In an essay titled "How Did Jews Become White Folks?" anthropologist Karen Brodkin Sacks asks: "Did Jews and other Euroethnics become white because they became middle class? É Or did being incorporated in an expanded version of whiteness open up the economic doors to middle-class status?" Both tendencies, she concluded, were at work. But her larger point is that nothing about race is static.
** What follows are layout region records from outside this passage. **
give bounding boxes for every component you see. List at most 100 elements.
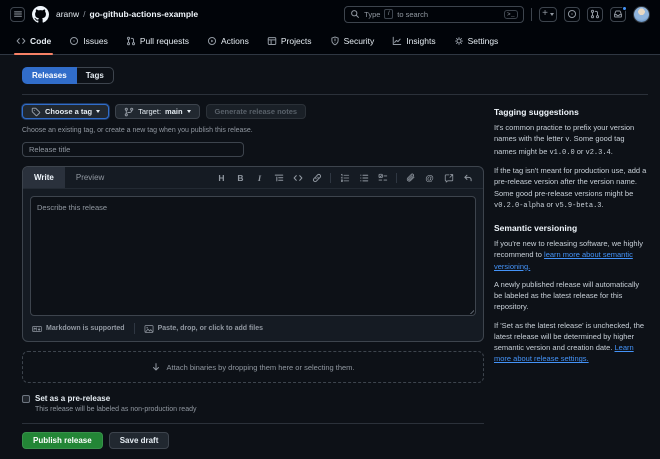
editor-footer: Markdown is supported Paste, drop, or cl… xyxy=(23,323,483,341)
tab-projects[interactable]: Projects xyxy=(259,28,320,54)
sidebar-text: . xyxy=(601,199,604,209)
search-placeholder-prefix: Type xyxy=(364,9,381,19)
tab-settings[interactable]: Settings xyxy=(446,28,507,54)
gear-icon xyxy=(454,36,464,46)
breadcrumb-separator: / xyxy=(83,9,86,19)
sidebar-text: or xyxy=(574,146,586,156)
global-search-input[interactable]: Type / to search >_ xyxy=(344,5,525,23)
code-icon[interactable] xyxy=(292,172,303,183)
target-branch-name: main xyxy=(165,107,183,116)
generate-release-notes-button[interactable]: Generate release notes xyxy=(205,104,307,119)
tab-pull-requests[interactable]: Pull requests xyxy=(118,28,197,54)
table-icon xyxy=(267,36,277,46)
sidebar-text: or xyxy=(544,199,556,209)
sidebar-text: . xyxy=(610,146,613,156)
unordered-list-icon[interactable] xyxy=(358,172,369,183)
sidebar-paragraph-0-1: If the tag isn't meant for production us… xyxy=(494,165,648,211)
mention-icon[interactable]: @ xyxy=(424,172,435,183)
search-placeholder-suffix: to search xyxy=(397,9,429,19)
actions-divider xyxy=(22,423,484,424)
play-icon xyxy=(207,36,217,46)
code-text: v2.3.4 xyxy=(585,148,611,157)
italic-icon[interactable]: I xyxy=(254,172,265,183)
tab-label-actions: Actions xyxy=(220,36,249,46)
pull-requests-dashboard-button[interactable] xyxy=(587,6,603,22)
code-text: v5.9-beta.3 xyxy=(555,201,602,210)
code-text: v0.2.0-alpha xyxy=(494,201,545,210)
tab-security[interactable]: Security xyxy=(322,28,383,54)
tags-tab[interactable]: Tags xyxy=(76,67,114,84)
save-draft-button[interactable]: Save draft xyxy=(108,432,170,449)
top-bar: aranw / go-github-actions-example Type /… xyxy=(0,0,660,55)
target-label: Target: xyxy=(138,107,162,116)
tag-controls: Choose a tag Target: main Generate relea… xyxy=(22,104,484,119)
paperclip-icon[interactable] xyxy=(405,172,416,183)
chevron-down-icon xyxy=(550,12,554,16)
toolbar-divider xyxy=(330,172,331,183)
sidebar-paragraph-1-0: If you're new to releasing software, we … xyxy=(494,238,648,272)
markdown-note-label: Markdown is supported xyxy=(46,325,125,332)
header-divider xyxy=(531,7,533,21)
search-icon xyxy=(350,9,360,19)
notifications-button[interactable] xyxy=(610,5,627,22)
target-branch-button[interactable]: Target: main xyxy=(115,104,200,119)
release-form: Choose a tag Target: main Generate relea… xyxy=(22,95,484,459)
markdown-supported-note[interactable]: Markdown is supported xyxy=(32,324,125,334)
prerelease-description: This release will be labeled as non-prod… xyxy=(35,406,197,413)
issue-opened-icon xyxy=(567,9,577,19)
tab-label-code: Code xyxy=(30,36,52,46)
task-list-icon[interactable] xyxy=(377,172,388,183)
tab-actions[interactable]: Actions xyxy=(199,28,257,54)
choose-tag-label: Choose a tag xyxy=(45,107,93,116)
breadcrumb-repo[interactable]: go-github-actions-example xyxy=(90,9,199,19)
sidebar: Tagging suggestions It's common practice … xyxy=(494,95,648,459)
preview-tab[interactable]: Preview xyxy=(65,167,115,188)
attach-files-note[interactable]: Paste, drop, or click to add files xyxy=(144,324,263,334)
git-branch-icon xyxy=(124,107,134,117)
sidebar-text: If the tag isn't meant for production us… xyxy=(494,166,647,198)
markdown-icon xyxy=(32,324,42,334)
chevron-down-icon xyxy=(96,110,101,113)
heading-icon[interactable]: H xyxy=(216,172,227,183)
editor-header: Write Preview H B I @ xyxy=(23,167,483,189)
publish-release-button[interactable]: Publish release xyxy=(22,432,103,449)
tab-label-projects: Projects xyxy=(280,36,312,46)
tab-insights[interactable]: Insights xyxy=(384,28,443,54)
issue-opened-icon xyxy=(69,36,79,46)
issues-dashboard-button[interactable] xyxy=(564,6,580,22)
releases-tags-switch: Releases Tags xyxy=(22,67,648,84)
tab-label-security: Security xyxy=(343,36,375,46)
pull-request-icon xyxy=(126,36,136,46)
release-description-textarea[interactable] xyxy=(30,196,476,316)
editor-body-wrap xyxy=(23,189,483,323)
reply-icon[interactable] xyxy=(462,172,473,183)
attach-binaries-dropzone[interactable]: Attach binaries by dropping them here or… xyxy=(22,351,484,383)
command-palette-icon[interactable]: >_ xyxy=(503,9,519,19)
page-content: Releases Tags Choose a tag Target: main xyxy=(0,55,660,459)
sidebar-paragraph-0-0: It's common practice to prefix your vers… xyxy=(494,122,648,158)
breadcrumb-owner[interactable]: aranw xyxy=(56,9,79,19)
tab-code[interactable]: Code xyxy=(8,28,59,55)
bold-icon[interactable]: B xyxy=(235,172,246,183)
choose-tag-button[interactable]: Choose a tag xyxy=(22,104,110,119)
github-logo-icon[interactable] xyxy=(32,5,49,23)
tab-label-issues: Issues xyxy=(83,36,108,46)
markdown-editor: Write Preview HBI @ Markdown is supported xyxy=(22,166,484,342)
cross-reference-icon[interactable] xyxy=(443,172,454,183)
tab-label-pull-requests: Pull requests xyxy=(139,36,189,46)
link-icon[interactable] xyxy=(311,172,322,183)
sidebar-heading-1: Semantic versioning xyxy=(494,223,578,234)
user-avatar[interactable] xyxy=(633,5,650,23)
prerelease-label[interactable]: Set as a pre-release xyxy=(35,394,196,403)
ordered-list-icon[interactable] xyxy=(339,172,350,183)
quote-icon[interactable] xyxy=(273,172,284,183)
release-title-input[interactable] xyxy=(22,142,244,157)
write-tab[interactable]: Write xyxy=(23,167,65,188)
prerelease-checkbox[interactable] xyxy=(22,395,30,403)
global-menu-button[interactable] xyxy=(10,6,25,22)
tab-label-insights: Insights xyxy=(406,36,436,46)
releases-tab[interactable]: Releases xyxy=(22,67,77,84)
tag-caption: Choose an existing tag, or create a new … xyxy=(22,127,253,134)
create-new-button[interactable]: + xyxy=(539,6,557,22)
tab-issues[interactable]: Issues xyxy=(61,28,116,54)
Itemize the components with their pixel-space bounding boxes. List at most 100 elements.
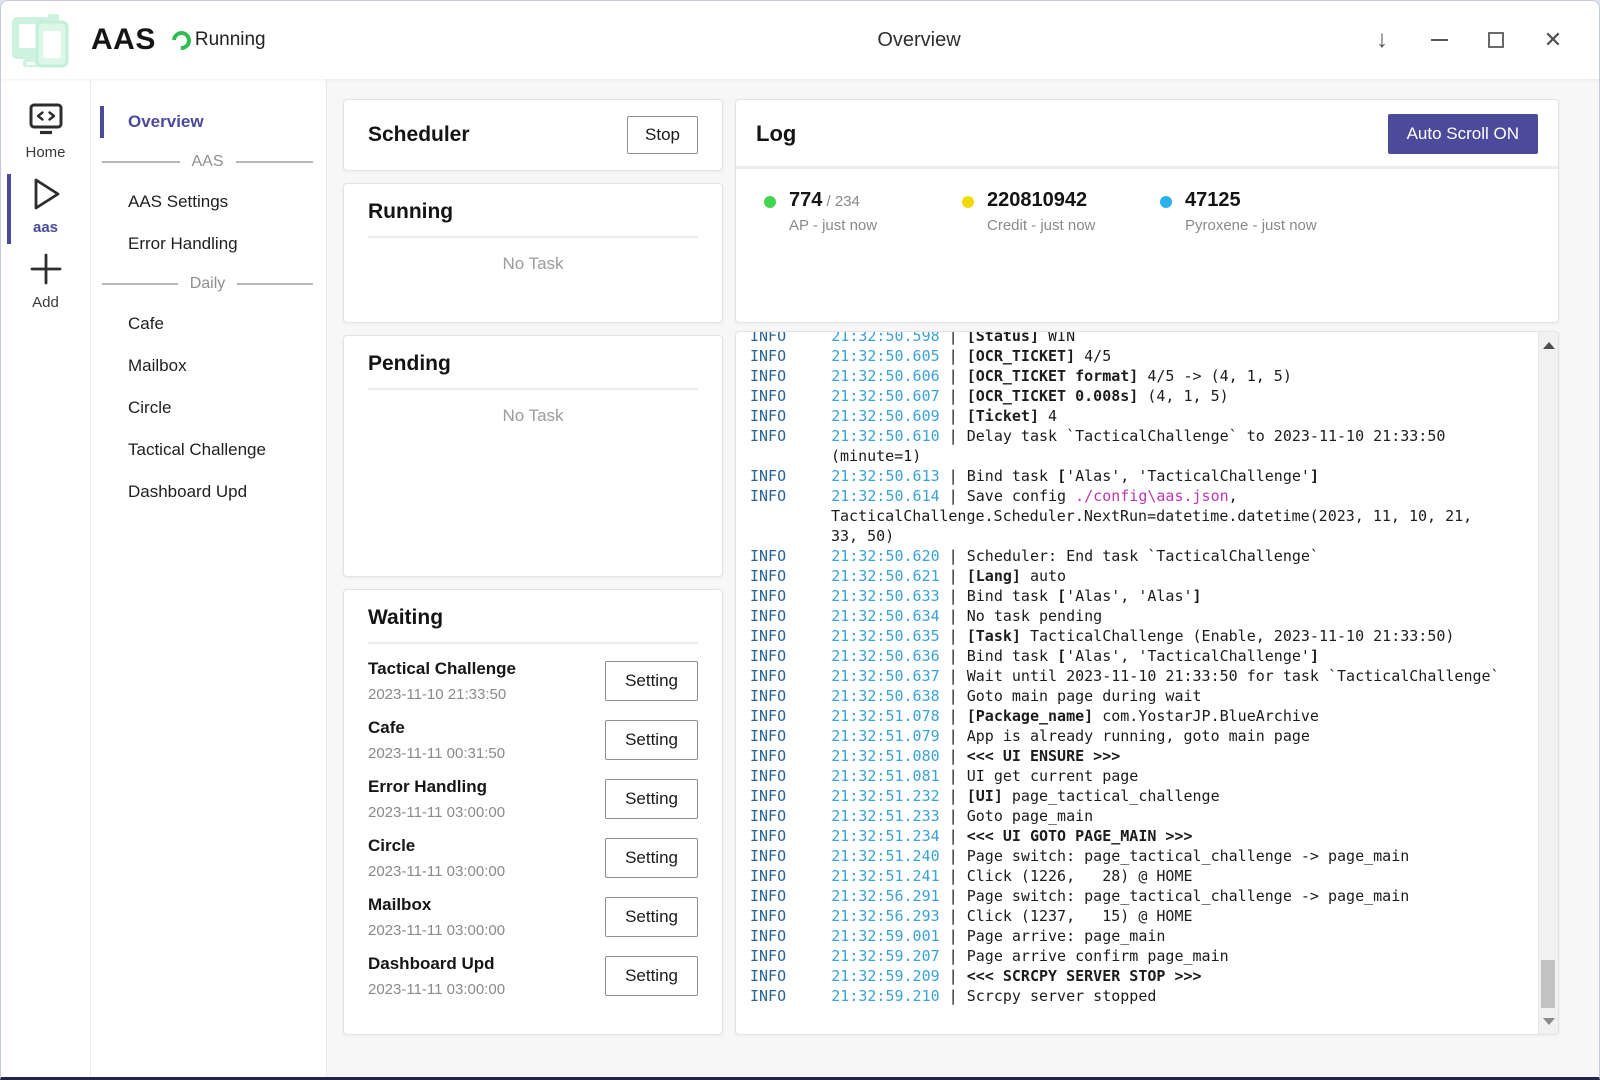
- log-level: INFO: [750, 927, 831, 945]
- code-monitor-icon: [28, 101, 64, 137]
- log-separator: |: [940, 427, 967, 445]
- scheduler-status-label: Running: [195, 29, 266, 51]
- log-message-segment: Goto main page during wait: [967, 687, 1202, 705]
- log-separator: |: [940, 607, 967, 625]
- log-message-segment: [: [1057, 587, 1066, 605]
- stat-value: 774 / 234: [789, 189, 877, 212]
- log-timestamp: 21:32:51.079: [831, 727, 939, 745]
- waiting-task-name: Tactical Challenge: [368, 659, 516, 679]
- log-level: INFO: [750, 827, 831, 845]
- log-separator: |: [940, 747, 967, 765]
- sidebar-item-cafe[interactable]: Cafe: [91, 303, 326, 345]
- log-message-segment: [Status]: [967, 331, 1039, 345]
- sidebar-group-label: Daily: [190, 275, 226, 293]
- minimize-icon[interactable]: [1427, 28, 1451, 52]
- stat-label: Pyroxene - just now: [1185, 217, 1317, 234]
- log-timestamp: 21:32:50.610: [831, 427, 939, 445]
- log-line: INFO 21:32:50.605 | [OCR_TICKET] 4/5: [750, 346, 1534, 366]
- log-title: Log: [756, 121, 796, 147]
- setting-button[interactable]: Setting: [605, 779, 698, 819]
- log-message-segment: com.YostarJP.BlueArchive: [1093, 707, 1319, 725]
- maximize-icon[interactable]: [1484, 28, 1508, 52]
- log-output-card: INFO 21:32:50.598 | [Status] WININFO 21:…: [735, 331, 1559, 1035]
- log-separator: |: [940, 487, 967, 505]
- rail-item-home[interactable]: Home: [1, 101, 90, 175]
- log-timestamp: 21:32:59.210: [831, 987, 939, 1005]
- setting-button[interactable]: Setting: [605, 661, 698, 701]
- stat-value: 47125: [1185, 189, 1317, 212]
- log-timestamp: 21:32:50.620: [831, 547, 939, 565]
- stat-value: 220810942: [987, 189, 1095, 212]
- scroll-down-icon[interactable]: [1539, 1010, 1558, 1032]
- log-message-segment: auto: [1021, 567, 1066, 585]
- log-message-segment: Scrcpy server stopped: [967, 987, 1157, 1005]
- main-content: Scheduler Stop Running No Task Pending N…: [327, 79, 1599, 1077]
- log-scrollbar[interactable]: [1538, 332, 1558, 1034]
- sidebar-item-overview[interactable]: Overview: [91, 105, 326, 139]
- scroll-up-icon[interactable]: [1539, 334, 1558, 356]
- resource-stats: 774 / 234AP - just now220810942Credit - …: [756, 189, 1538, 234]
- sidebar-item-circle[interactable]: Circle: [91, 387, 326, 429]
- sidebar-item-tactical-challenge[interactable]: Tactical Challenge: [91, 429, 326, 471]
- log-separator: |: [940, 827, 967, 845]
- sidebar-item-aas-settings[interactable]: AAS Settings: [91, 181, 326, 223]
- log-level: INFO: [750, 907, 831, 925]
- setting-button[interactable]: Setting: [605, 897, 698, 937]
- rail-item-label: Add: [32, 294, 59, 311]
- log-level: INFO: [750, 887, 831, 905]
- close-icon[interactable]: ✕: [1541, 28, 1565, 52]
- app-window: AAS Running Overview ↓ ✕ HomeaasAdd Over…: [0, 0, 1600, 1080]
- divider: [368, 236, 698, 238]
- rail-item-add[interactable]: Add: [1, 251, 90, 325]
- stat-text: 220810942Credit - just now: [987, 189, 1095, 234]
- log-line: INFO 21:32:51.233 | Goto page_main: [750, 806, 1534, 826]
- log-line: INFO 21:32:50.634 | No task pending: [750, 606, 1534, 626]
- log-timestamp: 21:32:59.001: [831, 927, 939, 945]
- log-message-segment: 'Alas', 'TacticalChallenge': [1066, 647, 1310, 665]
- log-message-segment: No task pending: [967, 607, 1102, 625]
- sidebar-item-error-handling[interactable]: Error Handling: [91, 223, 326, 265]
- log-separator: |: [940, 647, 967, 665]
- log-timestamp: 21:32:51.232: [831, 787, 939, 805]
- log-separator: |: [940, 331, 967, 345]
- scrollbar-thumb[interactable]: [1541, 960, 1555, 1008]
- log-timestamp: 21:32:50.606: [831, 367, 939, 385]
- setting-button[interactable]: Setting: [605, 720, 698, 760]
- log-level: INFO: [750, 987, 831, 1005]
- rail-item-aas[interactable]: aas: [1, 176, 90, 250]
- log-lines: INFO 21:32:50.598 | [Status] WININFO 21:…: [750, 331, 1534, 1006]
- stat-total: / 234: [822, 193, 860, 210]
- setting-button[interactable]: Setting: [605, 956, 698, 996]
- waiting-task-info: Cafe2023-11-11 00:31:50: [368, 718, 505, 762]
- log-message-segment: Bind task: [967, 467, 1057, 485]
- sidebar-item-dashboard-upd[interactable]: Dashboard Upd: [91, 471, 326, 513]
- log-separator: |: [940, 867, 967, 885]
- stop-button[interactable]: Stop: [627, 116, 698, 154]
- log-message-segment: [Package_name]: [967, 707, 1093, 725]
- log-message-segment: ./config\aas.json: [1075, 487, 1229, 505]
- rail-item-label: Home: [25, 144, 65, 161]
- log-line: INFO 21:32:51.234 | <<< UI GOTO PAGE_MAI…: [750, 826, 1534, 846]
- log-line: INFO 21:32:50.635 | [Task] TacticalChall…: [750, 626, 1534, 646]
- log-line: INFO 21:32:56.291 | Page switch: page_ta…: [750, 886, 1534, 906]
- waiting-task-info: Dashboard Upd2023-11-11 03:00:00: [368, 954, 505, 998]
- log-level: INFO: [750, 847, 831, 865]
- log-separator: |: [940, 887, 967, 905]
- scheduler-title: Scheduler: [368, 123, 470, 147]
- waiting-task-name: Circle: [368, 836, 505, 856]
- log-message-segment: ]: [1310, 647, 1319, 665]
- sidebar-item-mailbox[interactable]: Mailbox: [91, 345, 326, 387]
- log-separator: |: [940, 387, 967, 405]
- log-message-segment: <<< UI GOTO PAGE_MAIN >>>: [967, 827, 1193, 845]
- log-message-segment: Bind task: [967, 587, 1057, 605]
- download-update-icon[interactable]: ↓: [1370, 28, 1394, 52]
- log-separator: |: [940, 367, 967, 385]
- log-level: INFO: [750, 407, 831, 425]
- setting-button[interactable]: Setting: [605, 838, 698, 878]
- log-timestamp: 21:32:51.080: [831, 747, 939, 765]
- auto-scroll-button[interactable]: Auto Scroll ON: [1388, 114, 1538, 154]
- log-level: INFO: [750, 727, 831, 745]
- window-controls: ↓ ✕: [1370, 1, 1565, 79]
- running-spinner-icon: [168, 27, 195, 54]
- divider: [736, 166, 1558, 169]
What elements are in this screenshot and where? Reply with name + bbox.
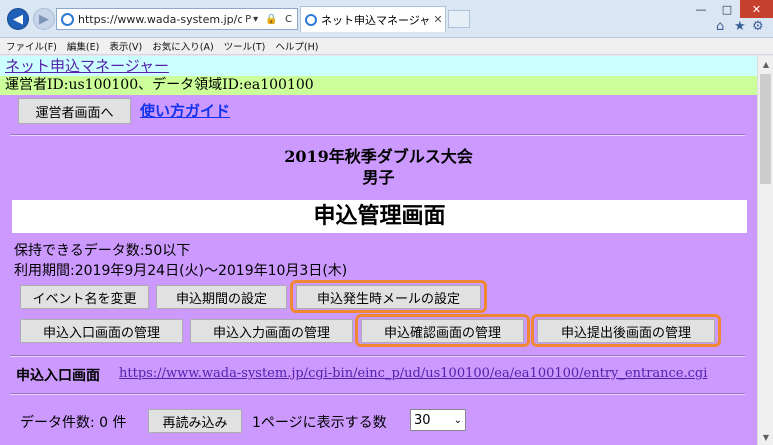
site-bar: ネット申込マネージャー: [0, 56, 757, 76]
tab-close-icon[interactable]: ✕: [431, 13, 445, 26]
home-icon[interactable]: ⌂: [716, 19, 724, 34]
per-page-value: 30: [414, 412, 431, 428]
chevron-down-icon: ⌄: [453, 414, 462, 426]
new-tab-button[interactable]: [448, 10, 470, 28]
per-page-label: 1ページに表示する数: [252, 415, 387, 431]
entry-period-button[interactable]: 申込期間の設定: [156, 285, 287, 309]
event-subtitle: 男子: [362, 168, 395, 187]
arrow-right-icon: ▶: [39, 11, 49, 27]
maximize-button[interactable]: □: [714, 0, 740, 18]
data-capacity: 保持できるデータ数:50以下: [14, 243, 191, 259]
address-tools[interactable]: P▾ 🔒 C: [242, 14, 297, 25]
gear-icon[interactable]: ⚙: [752, 19, 764, 34]
entry-page-label: 申込入口画面: [16, 368, 100, 384]
menu-tools[interactable]: ツール(T): [224, 39, 266, 53]
ie-page-icon: [61, 12, 74, 26]
back-button[interactable]: ◀: [7, 8, 29, 30]
close-icon: ✕: [751, 2, 762, 16]
data-count: データ件数: 0 件: [20, 415, 127, 431]
address-bar[interactable]: https://www.wada-system.jp/cgi-bin/einc_…: [56, 8, 298, 30]
address-url[interactable]: https://www.wada-system.jp/cgi-bin/einc_: [78, 13, 242, 26]
entry-page-link[interactable]: https://www.wada-system.jp/cgi-bin/einc_…: [119, 366, 707, 381]
operator-info: 運営者ID:us100100、データ領域ID:ea100100: [0, 76, 757, 95]
menu-favorites[interactable]: お気に入り(A): [152, 39, 213, 53]
page-content: ネット申込マネージャー 運営者ID:us100100、データ領域ID:ea100…: [0, 56, 757, 445]
minimize-button[interactable]: —: [688, 0, 714, 18]
post-submit-page-button[interactable]: 申込提出後画面の管理: [537, 319, 715, 343]
rename-event-button[interactable]: イベント名を変更: [20, 285, 149, 309]
scroll-up-icon[interactable]: ▲: [758, 56, 773, 72]
divider: [10, 355, 745, 357]
input-page-button[interactable]: 申込入力画面の管理: [190, 319, 353, 343]
scroll-down-icon[interactable]: ▼: [758, 429, 773, 445]
forward-button[interactable]: ▶: [33, 8, 55, 30]
scroll-thumb[interactable]: [760, 74, 771, 184]
menu-edit[interactable]: 編集(E): [67, 39, 99, 53]
arrow-left-icon: ◀: [13, 11, 23, 27]
operator-screen-button[interactable]: 運営者画面へ: [18, 98, 131, 124]
confirm-page-button[interactable]: 申込確認画面の管理: [361, 319, 524, 343]
per-page-select[interactable]: 30 ⌄: [410, 409, 466, 431]
star-icon[interactable]: ★: [734, 19, 746, 34]
browser-chrome: ◀ ▶ https://www.wada-system.jp/cgi-bin/e…: [0, 0, 773, 38]
reload-button[interactable]: 再読み込み: [148, 409, 242, 433]
menu-view[interactable]: 表示(V): [109, 39, 142, 53]
tab-title: ネット申込マネージャー 申込...: [321, 13, 431, 27]
usage-guide-link[interactable]: 使い方ガイド: [140, 100, 230, 121]
menu-file[interactable]: ファイル(F): [6, 39, 57, 53]
menu-bar: ファイル(F) 編集(E) 表示(V) お気に入り(A) ツール(T) ヘルプ(…: [0, 38, 773, 55]
event-title: 2019年秋季ダブルス大会: [284, 147, 473, 166]
divider: [10, 393, 745, 395]
divider: [10, 134, 745, 136]
ie-tab-icon: [305, 13, 317, 26]
usage-period: 利用期間:2019年9月24日(火)〜2019年10月3日(木): [14, 263, 348, 279]
browser-tab[interactable]: ネット申込マネージャー 申込... ✕: [300, 6, 446, 32]
page-heading: 申込管理画面: [12, 200, 747, 233]
menu-help[interactable]: ヘルプ(H): [275, 39, 318, 53]
vertical-scrollbar[interactable]: ▲ ▼: [757, 56, 773, 445]
mail-settings-button[interactable]: 申込発生時メールの設定: [296, 285, 481, 309]
site-link[interactable]: ネット申込マネージャー: [5, 57, 169, 75]
entrance-page-button[interactable]: 申込入口画面の管理: [20, 319, 183, 343]
close-window-button[interactable]: ✕: [740, 0, 773, 18]
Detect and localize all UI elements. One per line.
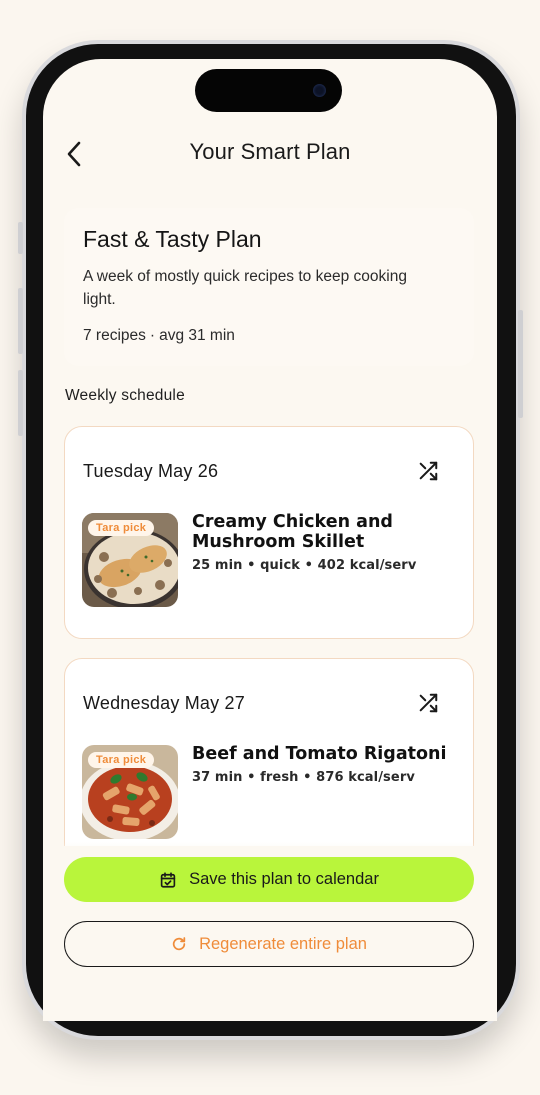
plan-name: Fast & Tasty Plan — [83, 226, 262, 252]
day-date: Wednesday May 27 — [83, 693, 245, 713]
save-to-calendar-button[interactable]: Save this plan to calendar — [64, 857, 474, 902]
recipe-title[interactable]: Creamy Chicken and Mushroom Skillet — [192, 512, 462, 552]
power-button — [518, 310, 523, 418]
shuffle-icon — [419, 461, 438, 481]
average-time: avg 31 min — [159, 327, 235, 344]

That's even more obvious today. A few generations back, racially mixed couples were an anomaly. But between the 1990 and 2000 census, the percentage of racially intermarried couples nearly doubled. More significantly, when Gallup's pollsters surveyed Americans' attitudes toward interracial relationships in 2005, the majority were accepting. Ninety-five percent of Americans under 30 approved, compared to roughly 45 percent of those over 64. Indeed, the majority of younger people claimed to have dated a person of a different race or ethnic background.
Census Bureau demographers are highly skilled. But there is no way they can program projections to capture the complexity of Americans' shifting attitudes. To their credit, they have tried. The 2000 Census, for instance, allowed Americans a wider range of options than did the 1990 Census. Racial categories were increased from five to six. For the first time Americans were allowed to claim more than one racial identity, and American Indians and Alaska natives were allowed to name their tribes. But there was no attempt to measure Americans' increasing propensity to propagate with partners of other races. As Census demographer Fred Hollmann told me, "We did not feel we had enough information from history to make an assumption on that particular issue."
By the same token, there is not enough information to say how quickly other groups will go the route of the Italians and Jews and become more white than not. What is certain is that young people—whether choosing mates, categorizing people, or simply hanging out—are less likely than their elders to erect rigid racial walls. We also know that it's only a matter of time before DNA testing persuades many "whites" that they are much more mixed than they ever imagined.
So what does that mean for the future America? At the very least, it means two things: that whites are not in danger of becoming a minority in the foreseeable future because the white category (or its equivalent) will likely expand to encompass many we now consider to be minorities. But more important, race is not going to be quite as big a deal as it is now; in the America of tomorrow—whatever people decide to call themselves—race will not be synonymous with destiny. That's a future worth embracing.